Spain, like Italy, kicks France’s fesses when it comes to coffee, but it gets even better in Girona, with Christian and Amber Meier’s La Fabrica ‘cycling cafe’. More on this in May, when I will hopefully interview both of them over a cafe con leche and that kickass cake down below.
Girona is more or less surrounded by a pretty old wall, onto which you can climb up and walk along, with snow-capped views of the Pyrenees if you hit the season right.
Also a matter of timing, the annual Volta Ciclista a Catalunya usually pays a visit to the city, this year starting one of the stages just outside the old town. Here, a group of fanboys and girls wait for a glimpse of Contador.
A 45 km ride to the south and you’re at the Mediterranean, with a few touristy beach towns that have at least an equal measure of kitsch and beauty, depending on your general outlook on life. It’s a nice place to stop for coffee, we can attest to that.
The coastal road, which zigs and weaves in and out of the many coves along the coast, is pure joy.
We did a long ride into the Volcano Natural Park to the west of the city that had great climbs, wonderful views and just enough sheep and donkeys to make us feel at home.
Then you get back to town and there’s a place like B12, which has two full pages on their menu of micro-brewed Catalan beer that you could never buy outside the province. It’s also conveniently located next to a tattoo parlor, if you’re feeling adventurous after your 2 or 3 IPAs.
At night Girona offers up a ton of reasonably-priced restaurants, but if you see some of these babies in the window on your way, stop in, order a glass of wine, and dig into a few pintxos – Catalan tapas, I guess. On our last night, John and I had two rounds of these things before heading over to finish off the night with a burger and ‘onion hoops’.

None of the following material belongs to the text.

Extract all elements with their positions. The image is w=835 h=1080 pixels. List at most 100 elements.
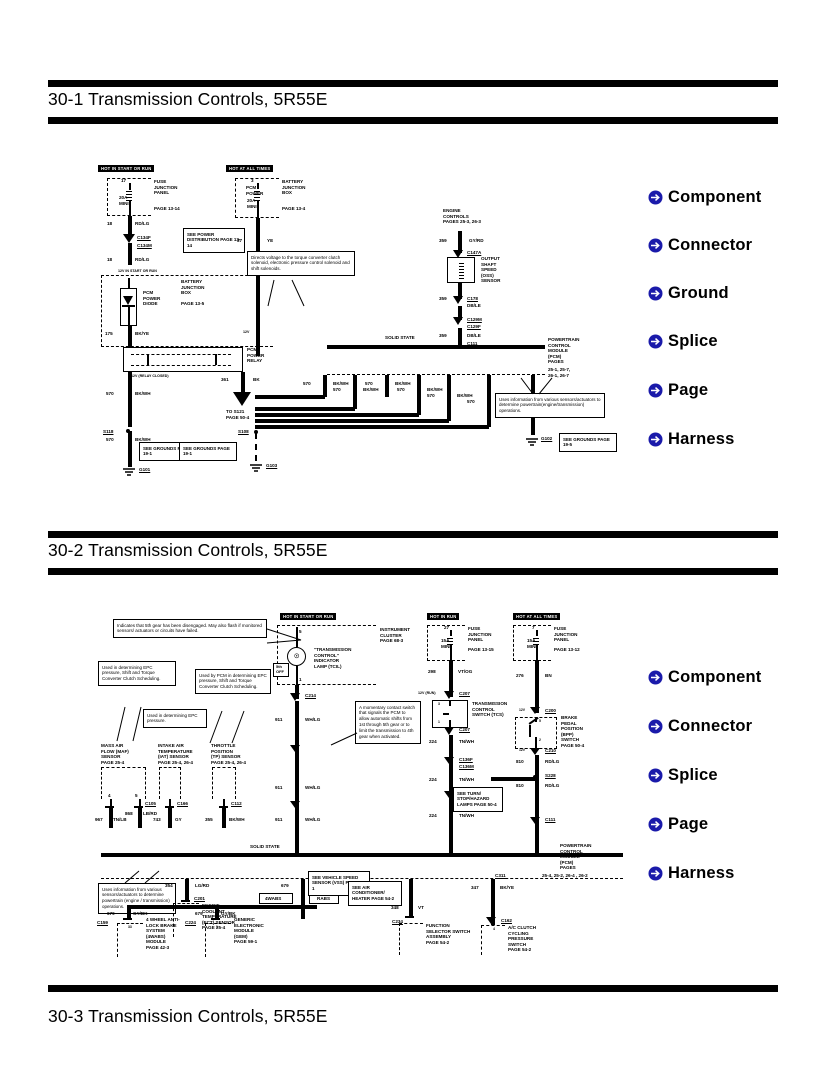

And finally, Girona has a long history with cycling and cyclists, including the most infamous of all – Lance Armstrong – who pretty much started the whole shebang back in the 90s. Here’s the door of his former apartment, or so I was told by a credible source (seen carrying his case of Catalan wine in the distance).
Our May Girona BreakAway is more or less full, but we’re not averse to adding another one later on in the year. It’s never a bad idea to go back to Girona.